O Sr. Moura; - Que alguns empregados publicos sejão excluidos de serem representantes da Nação; convenho, pela influencia que o seu governo lhe póde dar nas Assembléas dos votantes; mas que todos os empregados publicos sejão excluidos pela connivencia que podem ter com o poder executivo, de nenhum modo; porque se a isso attendessemos, em mais circunstancias estão de serem corrompidos os que não tem empregos, do que aquelles que os tem, pelo menos estão no mesmo caso; porque os que tem empregos já tem alguma cousa donde subsistão, e os outros não, e por isso estão mais em circunstancias de serem corrompidos. Esta materia he muito longa, tem dado assumpto a grandes discussões, e deve ser tratada com muita particularidade. Eu acho que he mais provavel a connivencia dos elegendos, quando elles dependem do poder executivo para terem emprego, do que a connivencia dos que já o tem.

O Sr. Bastos: - Eu não me fundei só na connivencia de que falla o Sr. Moura para exclusão dos funcionarios publicos. Por consequencia os meus outros argumentos ficão em pé, este mesmo o fica, pois quem póde acreditar que em mais circunstancias estão de se bandearem com o poder executivo, ou de se deixarem corromper por elle, os que não tem emprego algum, ao que os que tem, ou que comparação ha entre a independencia dos primeiros, e a dependencia ou cega escravidão dos segundos? Estes, diz elle, nada tem que ambicionar, e aquelles aspirão a ser empregados. Ao contrario os empregados desejão ser promovidos a maiores empregos, e nenhuma razão ha para querer, e menos para avançar que os que nunca tentarão entrar na esfera do poder, ardão nesses desejos.

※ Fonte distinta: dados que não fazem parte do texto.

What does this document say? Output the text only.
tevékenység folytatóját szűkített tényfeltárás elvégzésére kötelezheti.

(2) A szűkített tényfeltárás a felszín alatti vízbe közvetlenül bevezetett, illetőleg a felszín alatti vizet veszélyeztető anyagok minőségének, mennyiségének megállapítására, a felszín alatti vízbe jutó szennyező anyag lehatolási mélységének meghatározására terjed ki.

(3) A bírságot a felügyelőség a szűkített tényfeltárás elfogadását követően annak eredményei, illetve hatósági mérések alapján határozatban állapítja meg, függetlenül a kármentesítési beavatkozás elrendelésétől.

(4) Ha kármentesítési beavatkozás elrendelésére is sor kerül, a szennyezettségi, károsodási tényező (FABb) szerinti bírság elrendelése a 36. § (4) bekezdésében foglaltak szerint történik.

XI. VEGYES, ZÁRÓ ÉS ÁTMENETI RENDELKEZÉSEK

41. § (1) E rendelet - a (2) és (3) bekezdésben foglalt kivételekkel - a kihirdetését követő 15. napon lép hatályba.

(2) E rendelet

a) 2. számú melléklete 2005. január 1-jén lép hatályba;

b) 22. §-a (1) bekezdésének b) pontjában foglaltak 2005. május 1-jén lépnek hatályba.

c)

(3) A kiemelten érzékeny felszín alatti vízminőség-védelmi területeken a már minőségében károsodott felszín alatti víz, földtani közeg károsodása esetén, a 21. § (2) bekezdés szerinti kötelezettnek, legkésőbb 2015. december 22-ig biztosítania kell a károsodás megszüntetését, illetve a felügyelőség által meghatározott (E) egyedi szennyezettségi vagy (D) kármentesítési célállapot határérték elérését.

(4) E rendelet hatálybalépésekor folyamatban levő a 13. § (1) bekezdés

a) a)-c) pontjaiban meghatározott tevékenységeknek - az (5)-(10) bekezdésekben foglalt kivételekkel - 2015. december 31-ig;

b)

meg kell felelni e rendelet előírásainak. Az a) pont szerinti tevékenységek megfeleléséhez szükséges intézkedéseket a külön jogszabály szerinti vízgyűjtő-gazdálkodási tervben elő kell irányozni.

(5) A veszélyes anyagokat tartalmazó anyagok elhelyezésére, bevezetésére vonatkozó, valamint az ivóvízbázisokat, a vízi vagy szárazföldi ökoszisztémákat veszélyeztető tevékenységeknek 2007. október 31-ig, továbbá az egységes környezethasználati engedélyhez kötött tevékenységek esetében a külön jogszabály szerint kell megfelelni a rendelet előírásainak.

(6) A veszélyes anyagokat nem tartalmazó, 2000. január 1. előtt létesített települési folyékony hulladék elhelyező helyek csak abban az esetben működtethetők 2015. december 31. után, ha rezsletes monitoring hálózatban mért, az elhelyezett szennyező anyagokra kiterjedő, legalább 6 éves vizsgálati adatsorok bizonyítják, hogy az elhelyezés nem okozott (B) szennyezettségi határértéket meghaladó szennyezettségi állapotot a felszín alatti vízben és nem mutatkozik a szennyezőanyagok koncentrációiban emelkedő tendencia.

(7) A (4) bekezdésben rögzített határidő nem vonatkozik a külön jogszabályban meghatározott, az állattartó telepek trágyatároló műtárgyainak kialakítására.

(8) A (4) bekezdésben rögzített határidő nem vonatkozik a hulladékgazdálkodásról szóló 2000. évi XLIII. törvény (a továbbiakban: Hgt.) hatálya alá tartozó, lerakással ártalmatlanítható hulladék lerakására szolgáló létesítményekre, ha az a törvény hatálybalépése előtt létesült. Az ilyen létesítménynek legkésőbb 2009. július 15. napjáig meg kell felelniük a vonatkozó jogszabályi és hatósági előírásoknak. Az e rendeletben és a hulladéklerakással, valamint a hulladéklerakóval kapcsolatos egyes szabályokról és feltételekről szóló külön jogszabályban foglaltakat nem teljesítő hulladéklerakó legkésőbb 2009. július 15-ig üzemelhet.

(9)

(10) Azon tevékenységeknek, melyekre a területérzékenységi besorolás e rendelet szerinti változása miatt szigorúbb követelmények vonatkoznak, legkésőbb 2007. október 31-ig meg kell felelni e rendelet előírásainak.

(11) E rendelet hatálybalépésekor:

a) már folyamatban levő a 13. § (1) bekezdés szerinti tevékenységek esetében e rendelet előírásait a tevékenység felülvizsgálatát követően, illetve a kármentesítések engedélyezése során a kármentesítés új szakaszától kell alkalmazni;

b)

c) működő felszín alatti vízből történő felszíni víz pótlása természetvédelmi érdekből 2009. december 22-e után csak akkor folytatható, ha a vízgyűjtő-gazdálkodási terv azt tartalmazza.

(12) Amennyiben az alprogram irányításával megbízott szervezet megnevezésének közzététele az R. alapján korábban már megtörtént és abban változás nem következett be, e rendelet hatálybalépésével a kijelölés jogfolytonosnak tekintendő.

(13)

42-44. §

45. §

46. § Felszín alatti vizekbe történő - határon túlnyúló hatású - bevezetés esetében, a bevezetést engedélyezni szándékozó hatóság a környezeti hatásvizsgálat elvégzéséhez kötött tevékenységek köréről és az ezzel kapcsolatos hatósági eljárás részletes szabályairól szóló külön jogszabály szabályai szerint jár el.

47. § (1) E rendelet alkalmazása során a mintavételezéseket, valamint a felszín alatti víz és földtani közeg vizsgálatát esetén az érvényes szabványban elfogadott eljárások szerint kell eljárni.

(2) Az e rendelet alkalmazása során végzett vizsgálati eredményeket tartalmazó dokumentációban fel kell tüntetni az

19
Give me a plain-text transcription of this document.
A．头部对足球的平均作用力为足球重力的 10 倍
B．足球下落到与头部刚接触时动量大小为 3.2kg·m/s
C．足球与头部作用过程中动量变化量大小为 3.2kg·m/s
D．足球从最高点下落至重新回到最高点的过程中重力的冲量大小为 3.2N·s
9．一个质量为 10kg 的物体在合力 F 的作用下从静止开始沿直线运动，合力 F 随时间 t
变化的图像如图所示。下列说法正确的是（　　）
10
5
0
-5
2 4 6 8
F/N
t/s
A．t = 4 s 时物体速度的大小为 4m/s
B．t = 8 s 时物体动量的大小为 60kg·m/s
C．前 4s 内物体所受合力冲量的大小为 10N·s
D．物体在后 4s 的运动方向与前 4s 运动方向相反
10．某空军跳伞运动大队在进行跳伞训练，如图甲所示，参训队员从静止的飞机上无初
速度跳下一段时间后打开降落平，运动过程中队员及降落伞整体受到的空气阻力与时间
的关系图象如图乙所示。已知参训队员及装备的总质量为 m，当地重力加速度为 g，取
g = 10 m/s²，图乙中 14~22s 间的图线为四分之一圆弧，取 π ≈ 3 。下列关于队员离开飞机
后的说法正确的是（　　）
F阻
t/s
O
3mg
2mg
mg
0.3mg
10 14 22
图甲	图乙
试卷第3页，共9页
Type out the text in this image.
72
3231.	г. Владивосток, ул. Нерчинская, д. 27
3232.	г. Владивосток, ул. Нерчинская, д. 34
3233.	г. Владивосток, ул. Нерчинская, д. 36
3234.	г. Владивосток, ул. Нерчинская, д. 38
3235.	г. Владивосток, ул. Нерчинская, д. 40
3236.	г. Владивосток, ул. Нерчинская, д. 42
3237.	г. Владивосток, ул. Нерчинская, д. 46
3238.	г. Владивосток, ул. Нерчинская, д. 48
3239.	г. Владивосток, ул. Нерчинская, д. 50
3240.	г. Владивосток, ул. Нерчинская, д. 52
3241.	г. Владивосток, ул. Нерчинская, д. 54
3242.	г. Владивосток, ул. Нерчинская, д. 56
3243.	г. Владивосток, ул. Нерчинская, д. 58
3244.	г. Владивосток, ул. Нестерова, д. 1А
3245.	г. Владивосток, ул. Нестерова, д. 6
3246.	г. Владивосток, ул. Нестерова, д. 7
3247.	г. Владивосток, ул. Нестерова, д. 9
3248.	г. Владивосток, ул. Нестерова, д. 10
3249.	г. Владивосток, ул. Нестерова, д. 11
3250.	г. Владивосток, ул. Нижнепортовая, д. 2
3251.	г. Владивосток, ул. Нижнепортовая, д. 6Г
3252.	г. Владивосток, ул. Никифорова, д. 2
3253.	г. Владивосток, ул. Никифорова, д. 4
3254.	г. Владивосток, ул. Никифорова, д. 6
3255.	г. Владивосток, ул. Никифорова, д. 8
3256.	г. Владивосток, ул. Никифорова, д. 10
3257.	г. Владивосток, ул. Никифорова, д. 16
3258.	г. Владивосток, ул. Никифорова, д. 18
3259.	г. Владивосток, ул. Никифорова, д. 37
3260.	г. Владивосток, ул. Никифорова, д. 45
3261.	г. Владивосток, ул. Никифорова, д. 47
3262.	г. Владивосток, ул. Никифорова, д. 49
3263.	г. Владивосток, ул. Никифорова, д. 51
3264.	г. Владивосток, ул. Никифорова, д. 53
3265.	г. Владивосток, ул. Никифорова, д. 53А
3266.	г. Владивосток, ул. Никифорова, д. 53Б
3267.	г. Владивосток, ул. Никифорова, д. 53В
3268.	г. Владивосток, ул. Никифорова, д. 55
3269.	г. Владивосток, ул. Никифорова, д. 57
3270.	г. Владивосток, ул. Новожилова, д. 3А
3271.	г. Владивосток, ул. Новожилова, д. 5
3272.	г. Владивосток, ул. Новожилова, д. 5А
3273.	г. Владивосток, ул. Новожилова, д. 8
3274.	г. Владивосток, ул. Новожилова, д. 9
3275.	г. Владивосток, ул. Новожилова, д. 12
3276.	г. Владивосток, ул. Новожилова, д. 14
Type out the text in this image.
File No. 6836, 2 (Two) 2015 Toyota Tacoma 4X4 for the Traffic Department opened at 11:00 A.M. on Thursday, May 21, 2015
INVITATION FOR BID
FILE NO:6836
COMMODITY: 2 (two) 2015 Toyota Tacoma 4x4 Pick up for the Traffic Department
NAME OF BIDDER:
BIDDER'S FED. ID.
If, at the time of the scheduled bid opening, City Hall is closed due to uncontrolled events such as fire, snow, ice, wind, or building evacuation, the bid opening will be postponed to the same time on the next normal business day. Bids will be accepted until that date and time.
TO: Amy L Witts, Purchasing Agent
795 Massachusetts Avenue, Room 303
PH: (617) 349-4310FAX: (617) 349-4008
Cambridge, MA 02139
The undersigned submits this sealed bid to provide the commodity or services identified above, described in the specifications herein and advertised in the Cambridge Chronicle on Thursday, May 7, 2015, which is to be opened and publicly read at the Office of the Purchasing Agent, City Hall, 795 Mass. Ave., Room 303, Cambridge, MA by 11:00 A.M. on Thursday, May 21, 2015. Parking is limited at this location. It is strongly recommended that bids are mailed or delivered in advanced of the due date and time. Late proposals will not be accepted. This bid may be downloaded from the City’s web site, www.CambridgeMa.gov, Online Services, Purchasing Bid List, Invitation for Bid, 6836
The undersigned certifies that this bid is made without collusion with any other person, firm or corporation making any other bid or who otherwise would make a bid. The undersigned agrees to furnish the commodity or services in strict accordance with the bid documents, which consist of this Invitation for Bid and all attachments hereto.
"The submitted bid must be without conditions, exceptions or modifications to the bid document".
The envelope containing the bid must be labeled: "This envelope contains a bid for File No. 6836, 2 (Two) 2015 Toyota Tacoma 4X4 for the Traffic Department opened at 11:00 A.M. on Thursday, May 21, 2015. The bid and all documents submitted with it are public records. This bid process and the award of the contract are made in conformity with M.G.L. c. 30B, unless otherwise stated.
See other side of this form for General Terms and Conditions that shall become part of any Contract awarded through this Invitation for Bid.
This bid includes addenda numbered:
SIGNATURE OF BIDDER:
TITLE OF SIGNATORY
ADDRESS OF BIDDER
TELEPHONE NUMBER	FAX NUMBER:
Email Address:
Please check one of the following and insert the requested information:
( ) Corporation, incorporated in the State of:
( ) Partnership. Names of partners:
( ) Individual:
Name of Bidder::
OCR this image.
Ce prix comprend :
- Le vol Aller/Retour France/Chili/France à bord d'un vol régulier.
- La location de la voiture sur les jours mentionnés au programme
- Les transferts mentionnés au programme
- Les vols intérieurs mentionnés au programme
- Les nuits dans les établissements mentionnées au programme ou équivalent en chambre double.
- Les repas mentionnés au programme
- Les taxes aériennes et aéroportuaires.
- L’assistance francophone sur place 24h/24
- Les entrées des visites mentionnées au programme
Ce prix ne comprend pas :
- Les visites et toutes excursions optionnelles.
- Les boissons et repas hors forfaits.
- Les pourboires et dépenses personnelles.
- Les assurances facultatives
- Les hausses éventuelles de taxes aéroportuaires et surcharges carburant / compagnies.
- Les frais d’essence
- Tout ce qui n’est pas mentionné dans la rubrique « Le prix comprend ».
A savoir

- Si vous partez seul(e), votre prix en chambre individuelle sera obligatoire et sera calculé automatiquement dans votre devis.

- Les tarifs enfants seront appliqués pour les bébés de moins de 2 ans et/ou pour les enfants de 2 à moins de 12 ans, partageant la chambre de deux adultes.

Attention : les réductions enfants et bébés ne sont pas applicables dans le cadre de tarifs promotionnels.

O Sr. Moura: - O Illustre Preopinante avança uma proposição muito gratuita; porque elle propõe absolutamente que os que não tem empregos não os querem. Eu vejo que os que tem empregos devem estar mais satisfeitos, e he mais provavel de suppôr saciados os que tem alguma porção de emprego, do que os que não tem nenhuma. Isto he mais analogo as communs inclinações do coração humano. E as razões não convencem que mais se propenda para um lado do que para outro. Examine-se bem o homem, e veremos que a opinião he ainda mais conforme á geral maneirai de pensar que a do illustre Preopinante.

O Sr. Baeta: - Eu concordo com a doutrina expendida pelo Sr. Bastos: tambem estou persuadido que os que tem empregos publicos não hão de obrar tão livremente no desempenho das suas funções como Deputados, como aquelles que os não tem. Respondeu o illustre redactor do projecto que era uma supposição gratuita a do Sr. Bastos; mas o caso he que os que não tiverem empregos quando estiverem neste recinto estão lutando por interesses que não conhecem, e os que possuem, lutão e procurão augmentar esses que possuem, trabalhão, e põem nisto todos os esforços, e procurão por todos os meios adquirir novos e maiores empregos; isto he claro, e não ha ninguem que a não conheça, por isso os argumentos que produziu o illustre Preopinante o Sr. Bastos tem toda a força; não são uma supposição gratuita. De mais o argumento do Sr. Moura, e o mais forte he, que os que tem empregos já tem alguma cousa, e não aspirão tanto como os outros, isto he um erro, porque muitas, e muitas vezes no meio da moderação e da pobreza se vê a independencia, quando pelo contrario no meio das riquezas se vê o desejo de as augmentar. Crescit amor nummi, quantum pecunia crescit.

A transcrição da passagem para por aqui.